7. The ovenable vacuum skin package according to claim 1, wherein the at least one additional layer is a printed layer.

8. The ovenable vacuum skin package according to claim 1, further comprising at least one layer that improves the printing or barrier characteristics of the thermoformable composite polymeric film cover.

9. The ovenable vacuum skin package according to claim 1, further comprising at least one protective layer and at least one gloss-improving layer.

10. The ovenable vacuum skin package according to claim 1, wherein the sealing region comprises a substantially flat flange.

11. The ovenable vacuum skin package according to claim 1, wherein the formed seal is stable at a temperature of about 30° F. (−1° C.) and remains stable when exposed to a temperature of at least about 400° F. (204° C.) for at least two hours.

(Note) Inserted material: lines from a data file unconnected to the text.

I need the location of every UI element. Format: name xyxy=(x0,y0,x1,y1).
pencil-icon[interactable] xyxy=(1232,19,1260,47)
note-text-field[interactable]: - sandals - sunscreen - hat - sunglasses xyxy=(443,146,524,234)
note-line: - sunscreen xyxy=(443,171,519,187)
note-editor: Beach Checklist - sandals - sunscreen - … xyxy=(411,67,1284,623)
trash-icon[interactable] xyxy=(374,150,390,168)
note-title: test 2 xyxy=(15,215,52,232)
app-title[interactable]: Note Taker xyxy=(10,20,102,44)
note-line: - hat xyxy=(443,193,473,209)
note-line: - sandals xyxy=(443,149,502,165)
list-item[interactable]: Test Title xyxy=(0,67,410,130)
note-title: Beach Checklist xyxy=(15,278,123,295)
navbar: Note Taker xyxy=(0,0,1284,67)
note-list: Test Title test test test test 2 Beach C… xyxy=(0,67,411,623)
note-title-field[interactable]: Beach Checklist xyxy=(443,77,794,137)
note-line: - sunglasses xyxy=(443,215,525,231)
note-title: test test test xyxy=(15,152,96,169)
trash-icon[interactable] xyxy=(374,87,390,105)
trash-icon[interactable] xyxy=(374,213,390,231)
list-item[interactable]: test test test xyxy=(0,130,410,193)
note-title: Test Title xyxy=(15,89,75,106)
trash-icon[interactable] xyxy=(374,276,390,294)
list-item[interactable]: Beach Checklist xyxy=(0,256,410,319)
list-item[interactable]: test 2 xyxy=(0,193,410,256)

12. An ovenable vacuum skin packaged sealed container comprising a receptacle containing a food product and a lid heat-sealed to the receptacle, said lid formed from a composite film that comprises wherein

(i) a thermoformable substrate layer comprising a first copolyester material; and

(ii) on a surface of the substrate layer, a heat-sealable layer comprising a second copolyester material, the second copolyester material being different from the first copolyester material;

i. the receptacle comprises on a surface thereof a sealing region adapted to contact and form a seal with the heat-sealable layer of the lid; and

ii. both the receptacle and the lid comply with the requirements of paragraph h(1) of 21 CFR §177.1630.

13. The ovenable vacuum skin packaged sealed container according to claim 12, wherein the composite film further comprises a barrier layer.

14. The ovenable vacuum skin packaged sealed container according to claim 12, wherein the food product is an ovenable meal.